Sunday, October 31, 2004

I will take the corrective that slamming Creeley for lameness of metre and rhyme, as I do a few posts down, is a category error. Creeley writing thus is not to my taste, and that's the distinction to make. I shouldn't confound my taste with his intentions. there is, however, a category of clumsiness that engulfs all writers, in their youthful determination of their own boundaries. and among the postmodern (how did I get accredited to use such a term anyway?), you see plenty of early tilting with formal poetry, only to drop that for other comforts. admittedly I have dallied writing-wise only in the slightest way with metre and rhyme, tho I do not object to reading such. I read Creeley's early work and feel uncomfortable with his experiments. with the trippy coherence of Pieces, I thought he found himself.

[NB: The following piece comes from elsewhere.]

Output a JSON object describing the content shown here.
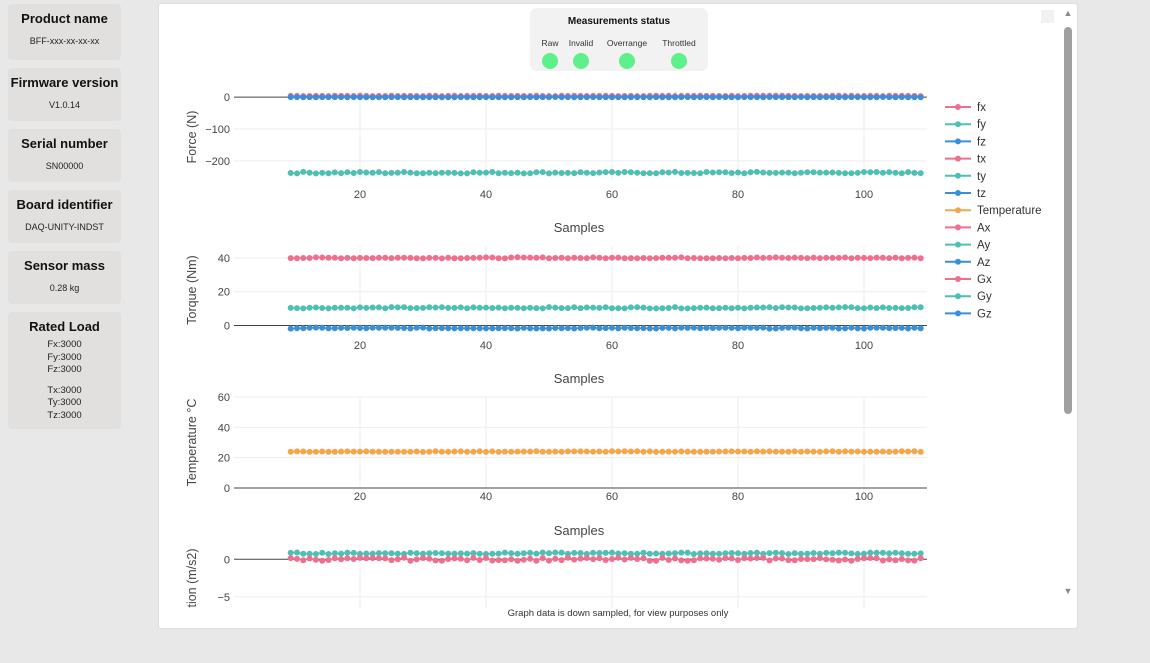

I first read For Love 30+ years ago (like my father, I am 93) and I found the poems in it to be dated. honest! I actually scribbled over "Ballad of the Despairing Husband". stupid as I am, I recognize resistance when I see it. but I don't know how to rescue that poem into my pleasure or respect. I think RC was still writing discrete units of work, whereas in Pieces, the process was more commanding, thereby tying one to another. I'm defending myself here, while accepting intelligent criticism. such juggling! I look up to see a bright silver moon.